Kevin Cramer. Photo credit: Cramer/Flickr
Cramer campaigning in 2012. | Cramer/Flickr

Cramer, 58, spent nearly three decades in politics and lost three House races before making it to the Senate.

A North Dakota native, he was a GOP wunderkind, becoming the state’s youngest-ever Republican Party chairman at 30.

He made important contacts in that role, getting to know another young state GOP director in South Dakota, future Senate Whip John Thune. Cramer also ferried Bob Dole around the state, met the Bush family and earned a reputation for attacking Democrats with relish.

"There was a Fargo Forum [newspaper story] that started out, ‘When Kevin Cramer looks in the mirror, Lee Atwater looks back,’" Cramer recalled, with some glee at the decades-old comparison to President George H.W. Bush’s famously combative campaign manager.

Cramer served in two top state economic and tourism jobs in the 1990s, while making two failed runs for the House against Democratic Rep. Earl Pomeroy in 1996 and 1998.

He was urged to make those races by then Rep. Dick Armey (R-Texas), a North Dakota native who was a close friend of Cramer’s father. He also lost a primary race for the seat in 2010.

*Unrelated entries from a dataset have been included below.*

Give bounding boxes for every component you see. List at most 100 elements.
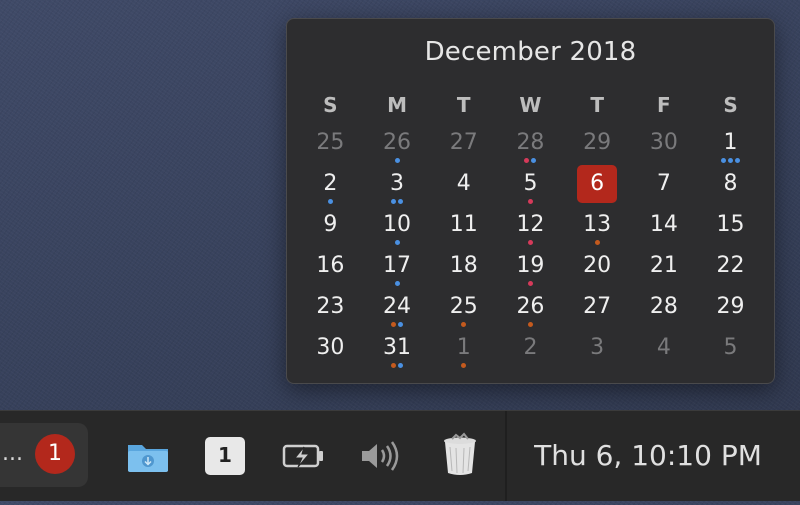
calendar-day[interactable]: 18 bbox=[430, 250, 497, 291]
event-dots bbox=[497, 281, 564, 287]
calendar-day[interactable]: 2 bbox=[297, 168, 364, 209]
event-dot-blue bbox=[735, 158, 741, 163]
day-number: 15 bbox=[716, 212, 745, 237]
calendar-day[interactable]: 17 bbox=[364, 250, 431, 291]
day-number: 3 bbox=[390, 171, 405, 196]
calendar-day[interactable]: 23 bbox=[297, 291, 364, 332]
calendar-day[interactable]: 16 bbox=[297, 250, 364, 291]
overflow-ellipsis: ... bbox=[2, 441, 23, 466]
event-dot-orange bbox=[461, 363, 467, 368]
day-number: 14 bbox=[649, 212, 678, 237]
calendar-day[interactable]: 21 bbox=[631, 250, 698, 291]
notification-badge: 1 bbox=[35, 434, 75, 474]
event-dot-blue bbox=[721, 158, 727, 163]
calendar-day[interactable]: 20 bbox=[564, 250, 631, 291]
calendar-day[interactable]: 27 bbox=[430, 127, 497, 168]
calendar-day[interactable]: 25 bbox=[297, 127, 364, 168]
calendar-day-grid: 25 26 27 28 29 30 1 2 3 4 5 6 7 8 9 10 11 12 13 14 15 16 17 18 1… bbox=[297, 127, 764, 377]
calendar-day[interactable]: 13 bbox=[564, 209, 631, 250]
battery-charging-icon bbox=[282, 444, 323, 468]
day-number: 11 bbox=[449, 212, 478, 237]
day-number: 10 bbox=[383, 212, 412, 237]
calendar-day[interactable]: 29 bbox=[697, 291, 764, 332]
volume-button[interactable] bbox=[352, 411, 412, 501]
downloads-folder-button[interactable] bbox=[118, 411, 178, 501]
event-dot-orange bbox=[527, 322, 533, 327]
day-number: 16 bbox=[316, 253, 345, 278]
volume-icon bbox=[362, 441, 399, 471]
day-number: 22 bbox=[716, 253, 745, 278]
day-number: 18 bbox=[449, 253, 478, 278]
clock[interactable]: Thu 6, 10:10 PM bbox=[520, 439, 776, 472]
weekday-header: S M T W T F S bbox=[297, 93, 764, 119]
calendar-popup: December 2018 S M T W T F S 25 26 27 28 29 30… bbox=[286, 18, 775, 384]
calendar-day[interactable]: 8 bbox=[697, 168, 764, 209]
calendar-day[interactable]: 4 bbox=[631, 332, 698, 373]
day-number: 1 bbox=[456, 335, 471, 360]
event-dot-blue bbox=[398, 322, 404, 327]
day-number: 30 bbox=[649, 130, 678, 155]
calendar-day[interactable]: 3 bbox=[564, 332, 631, 373]
event-dot-blue bbox=[327, 199, 333, 204]
event-dot-orange bbox=[461, 322, 467, 327]
calendar-day[interactable]: 9 bbox=[297, 209, 364, 250]
event-dots bbox=[364, 199, 431, 205]
calendar-day[interactable]: 3 bbox=[364, 168, 431, 209]
day-number: 2 bbox=[323, 171, 338, 196]
event-dot-blue bbox=[394, 240, 400, 245]
day-number: 26 bbox=[516, 294, 545, 319]
calendar-day[interactable]: 5 bbox=[697, 332, 764, 373]
calendar-day[interactable]: 1 bbox=[430, 332, 497, 373]
calendar-day[interactable]: 26 bbox=[497, 291, 564, 332]
calendar-day[interactable]: 19 bbox=[497, 250, 564, 291]
calendar-day[interactable]: 15 bbox=[697, 209, 764, 250]
calendar-day[interactable]: 26 bbox=[364, 127, 431, 168]
calendar-day[interactable]: 22 bbox=[697, 250, 764, 291]
calendar-day[interactable]: 29 bbox=[564, 127, 631, 168]
notification-pill[interactable]: ... 1 bbox=[0, 423, 88, 487]
calendar-day[interactable]: 28 bbox=[631, 291, 698, 332]
calendar-day[interactable]: 7 bbox=[631, 168, 698, 209]
day-number: 4 bbox=[456, 171, 471, 196]
day-number: 1 bbox=[723, 130, 738, 155]
calendar-day[interactable]: 4 bbox=[430, 168, 497, 209]
calendar-day[interactable]: 11 bbox=[430, 209, 497, 250]
day-number: 28 bbox=[516, 130, 545, 155]
day-number: 23 bbox=[316, 294, 345, 319]
event-dot-red bbox=[527, 240, 533, 245]
weekday-sun: S bbox=[323, 93, 338, 117]
day-number: 30 bbox=[316, 335, 345, 360]
calendar-day[interactable]: 28 bbox=[497, 127, 564, 168]
calendar-day[interactable]: 5 bbox=[497, 168, 564, 209]
battery-status-button[interactable] bbox=[273, 411, 333, 501]
calendar-day[interactable]: 1 bbox=[697, 127, 764, 168]
calendar-day[interactable]: 31 bbox=[364, 332, 431, 373]
day-number: 25 bbox=[449, 294, 478, 319]
calendar-day[interactable]: 30 bbox=[631, 127, 698, 168]
weekday-sat: S bbox=[723, 93, 738, 117]
calendar-day-today[interactable]: 6 bbox=[564, 165, 631, 209]
calendar-day[interactable]: 2 bbox=[497, 332, 564, 373]
event-dots bbox=[497, 158, 564, 164]
day-number: 12 bbox=[516, 212, 545, 237]
workspace-switcher-button[interactable]: 1 bbox=[195, 411, 255, 501]
day-number: 5 bbox=[723, 335, 738, 360]
calendar-day[interactable]: 24 bbox=[364, 291, 431, 332]
trash-button[interactable] bbox=[430, 411, 490, 501]
dock-separator bbox=[505, 411, 507, 501]
event-dot-blue bbox=[394, 281, 400, 286]
calendar-day[interactable]: 25 bbox=[430, 291, 497, 332]
calendar-day[interactable]: 14 bbox=[631, 209, 698, 250]
event-dot-blue bbox=[728, 158, 734, 163]
calendar-day[interactable]: 27 bbox=[564, 291, 631, 332]
day-number: 28 bbox=[649, 294, 678, 319]
event-dot-red bbox=[527, 199, 533, 204]
calendar-day[interactable]: 10 bbox=[364, 209, 431, 250]
event-dots bbox=[297, 199, 364, 205]
event-dots bbox=[430, 322, 497, 328]
calendar-month-title: December 2018 bbox=[424, 37, 637, 67]
calendar-day[interactable]: 12 bbox=[497, 209, 564, 250]
dock-bar: ... 1 1 Thu 6, 10:10 PM bbox=[0, 410, 800, 501]
day-number: 29 bbox=[583, 130, 612, 155]
calendar-day[interactable]: 30 bbox=[297, 332, 364, 373]
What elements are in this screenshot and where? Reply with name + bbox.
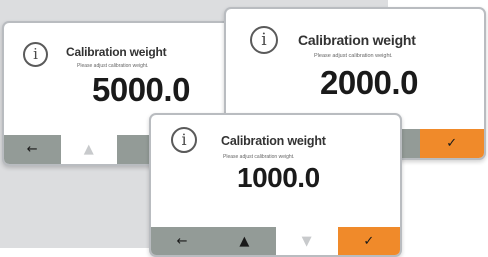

Cramer’s ties to energy were solidified when he was first appointed by then-Gov. Hoeven to serve out an unexpired term on the Public Service Commission in 2003 and then later was elected to a full six-year term.

Hoeven said EPW is a good fit for Cramer given the near-decade he spent on the commission learning the ins and outs of energy regulation.

"He understands there is role for regulation to make sure things get done right, while at the same time encouraging investments that will develop new sources of energy," said Hoeven, who adds Cramer is "very open and very candid" but also understands government and how to bring people together.

The Public Service Commission position would put Cramer in contact with Continental Resources Inc. CEO Harold Hamm, who would later oversee the raising of hundreds of thousands of dollars from the energy industry for his Senate race.

Cramer said it was the billionaire oilman as much as anyone who convinced him to take on Heitkamp after opting to stay in the House.

With Trump very popular in North Dakota, Cramer aligned himself with the White House and rode to the largest margin of victory (11 points) over a Senate incumbent of any challenger in 2018. He laughed recalling how Trump delighted in taking credit at a Senate GOP caucus luncheon early this year for helping Cramer win the seat.

Cramer still talks to Trump with some regularity, joking the president’s calls come at any time. But he added, "He doesn’t lobby me because he knows I am with him on most big issues that matter."